I can decide that whatever it was that I was wanting so much is just plain not available. I can fall into self-pity, and distract myself from my emotional wounds by indulging in my favorite current addiction, whatever that might be. I can even fall into depression.
I can go on social media, complaining to friends, trying to soothe my pain by gathering other voices to agree with my judgement about the failures of the person who’s disappointed me. Strength in numbers perhaps? I still don’t have what I want.

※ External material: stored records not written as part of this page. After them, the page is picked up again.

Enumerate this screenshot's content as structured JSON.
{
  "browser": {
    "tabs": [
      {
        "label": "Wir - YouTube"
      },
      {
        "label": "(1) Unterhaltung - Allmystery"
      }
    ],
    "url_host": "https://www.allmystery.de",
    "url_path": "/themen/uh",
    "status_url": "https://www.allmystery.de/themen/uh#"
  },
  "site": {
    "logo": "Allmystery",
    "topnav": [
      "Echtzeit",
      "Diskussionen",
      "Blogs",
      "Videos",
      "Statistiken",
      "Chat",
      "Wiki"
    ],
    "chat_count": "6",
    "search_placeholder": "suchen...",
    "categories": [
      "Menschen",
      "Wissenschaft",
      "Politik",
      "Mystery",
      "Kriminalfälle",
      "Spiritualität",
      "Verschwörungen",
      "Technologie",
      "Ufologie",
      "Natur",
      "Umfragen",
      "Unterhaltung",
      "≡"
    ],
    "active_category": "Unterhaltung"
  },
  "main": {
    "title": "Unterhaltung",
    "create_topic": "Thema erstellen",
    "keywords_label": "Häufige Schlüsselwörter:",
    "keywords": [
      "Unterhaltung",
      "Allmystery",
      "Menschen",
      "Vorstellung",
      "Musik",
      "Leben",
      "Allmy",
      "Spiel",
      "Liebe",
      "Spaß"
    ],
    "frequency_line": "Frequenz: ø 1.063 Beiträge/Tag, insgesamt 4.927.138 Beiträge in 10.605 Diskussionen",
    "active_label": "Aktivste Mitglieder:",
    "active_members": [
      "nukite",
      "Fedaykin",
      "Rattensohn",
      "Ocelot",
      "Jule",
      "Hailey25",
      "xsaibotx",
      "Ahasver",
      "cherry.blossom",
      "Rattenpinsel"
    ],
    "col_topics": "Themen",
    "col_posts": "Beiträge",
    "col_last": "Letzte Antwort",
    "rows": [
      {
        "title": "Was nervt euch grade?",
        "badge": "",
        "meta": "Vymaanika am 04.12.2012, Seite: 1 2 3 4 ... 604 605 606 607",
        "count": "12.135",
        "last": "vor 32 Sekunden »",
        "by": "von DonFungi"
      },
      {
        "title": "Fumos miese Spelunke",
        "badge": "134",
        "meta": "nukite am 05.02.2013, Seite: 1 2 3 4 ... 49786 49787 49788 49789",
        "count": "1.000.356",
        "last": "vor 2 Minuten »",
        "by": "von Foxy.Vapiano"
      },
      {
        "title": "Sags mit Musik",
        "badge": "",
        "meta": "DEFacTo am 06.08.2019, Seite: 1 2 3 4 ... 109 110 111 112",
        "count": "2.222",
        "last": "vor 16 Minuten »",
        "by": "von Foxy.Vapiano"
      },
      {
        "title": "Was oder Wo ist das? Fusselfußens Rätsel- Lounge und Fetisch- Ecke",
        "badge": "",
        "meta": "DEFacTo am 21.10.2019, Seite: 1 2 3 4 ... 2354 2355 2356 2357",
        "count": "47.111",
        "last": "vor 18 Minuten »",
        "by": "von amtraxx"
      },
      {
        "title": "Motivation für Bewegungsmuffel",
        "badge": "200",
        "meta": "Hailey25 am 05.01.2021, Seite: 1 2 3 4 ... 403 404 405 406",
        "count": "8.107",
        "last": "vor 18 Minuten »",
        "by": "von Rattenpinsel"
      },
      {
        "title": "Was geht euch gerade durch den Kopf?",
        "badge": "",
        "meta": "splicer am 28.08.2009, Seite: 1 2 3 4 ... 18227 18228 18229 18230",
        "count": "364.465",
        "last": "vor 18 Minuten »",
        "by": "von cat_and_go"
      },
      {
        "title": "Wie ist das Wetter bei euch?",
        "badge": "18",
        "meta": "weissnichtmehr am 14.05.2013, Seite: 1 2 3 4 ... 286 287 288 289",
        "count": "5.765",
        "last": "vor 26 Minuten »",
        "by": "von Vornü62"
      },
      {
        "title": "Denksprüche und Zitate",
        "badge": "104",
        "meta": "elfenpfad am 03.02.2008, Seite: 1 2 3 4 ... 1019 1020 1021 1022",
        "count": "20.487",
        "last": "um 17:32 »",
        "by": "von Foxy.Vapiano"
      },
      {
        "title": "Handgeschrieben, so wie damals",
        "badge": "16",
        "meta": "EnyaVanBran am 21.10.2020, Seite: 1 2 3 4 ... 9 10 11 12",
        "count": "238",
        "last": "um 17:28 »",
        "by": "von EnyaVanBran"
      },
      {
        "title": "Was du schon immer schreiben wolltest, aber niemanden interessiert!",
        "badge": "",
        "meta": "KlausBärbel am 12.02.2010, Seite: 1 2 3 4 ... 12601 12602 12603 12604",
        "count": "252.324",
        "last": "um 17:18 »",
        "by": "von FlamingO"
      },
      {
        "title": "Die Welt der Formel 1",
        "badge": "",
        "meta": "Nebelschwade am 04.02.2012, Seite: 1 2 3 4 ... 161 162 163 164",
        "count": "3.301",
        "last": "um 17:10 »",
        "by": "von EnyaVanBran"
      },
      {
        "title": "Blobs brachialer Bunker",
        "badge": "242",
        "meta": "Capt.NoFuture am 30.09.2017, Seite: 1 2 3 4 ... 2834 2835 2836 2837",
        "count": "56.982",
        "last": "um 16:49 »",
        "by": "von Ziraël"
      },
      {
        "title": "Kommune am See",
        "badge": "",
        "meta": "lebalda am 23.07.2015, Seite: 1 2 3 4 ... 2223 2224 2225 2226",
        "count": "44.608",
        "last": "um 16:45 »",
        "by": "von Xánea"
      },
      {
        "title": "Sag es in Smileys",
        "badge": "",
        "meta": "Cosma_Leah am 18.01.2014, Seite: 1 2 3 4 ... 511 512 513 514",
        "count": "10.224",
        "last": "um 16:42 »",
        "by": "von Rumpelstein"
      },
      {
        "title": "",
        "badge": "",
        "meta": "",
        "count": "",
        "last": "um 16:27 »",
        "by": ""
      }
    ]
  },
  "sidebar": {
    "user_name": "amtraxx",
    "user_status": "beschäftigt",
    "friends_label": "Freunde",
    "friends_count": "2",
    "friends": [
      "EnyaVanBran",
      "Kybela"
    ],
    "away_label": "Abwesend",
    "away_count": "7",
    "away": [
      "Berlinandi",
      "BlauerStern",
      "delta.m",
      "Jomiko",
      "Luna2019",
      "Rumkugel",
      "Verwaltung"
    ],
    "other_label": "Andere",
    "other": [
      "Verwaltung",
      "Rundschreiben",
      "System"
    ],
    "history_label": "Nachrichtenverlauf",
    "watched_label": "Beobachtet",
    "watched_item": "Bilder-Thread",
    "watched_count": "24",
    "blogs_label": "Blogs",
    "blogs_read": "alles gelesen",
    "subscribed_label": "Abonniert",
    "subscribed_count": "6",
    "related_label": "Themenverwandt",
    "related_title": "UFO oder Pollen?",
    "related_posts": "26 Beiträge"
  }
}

There are probably other possibilities, but the one I think is the best one is this: to have the courage to hurt in front of God; to honestly pour my heart out to him, knowing that he loves me, but knowing too that I must be willing to relinquish my demands and defer to his wisdom. I must be willing to say, as Jesus did in Gethsemane, “Not my will, but yours be done.”
That thing – whatever it is, and however much it seems entirely reasonable to me to desire it – is an idol in my heart. I have forgotten for a moment (or more) that I am not God. I actually don’t know what’s best for me much of the time. I don’t know the future, nor the things that God has planned for the rest of my life. Someone Else does know, and in his own time and in his own way, he will fulfill the plans he has in mind for me. My job is to trust him, and to honor him in my waiting.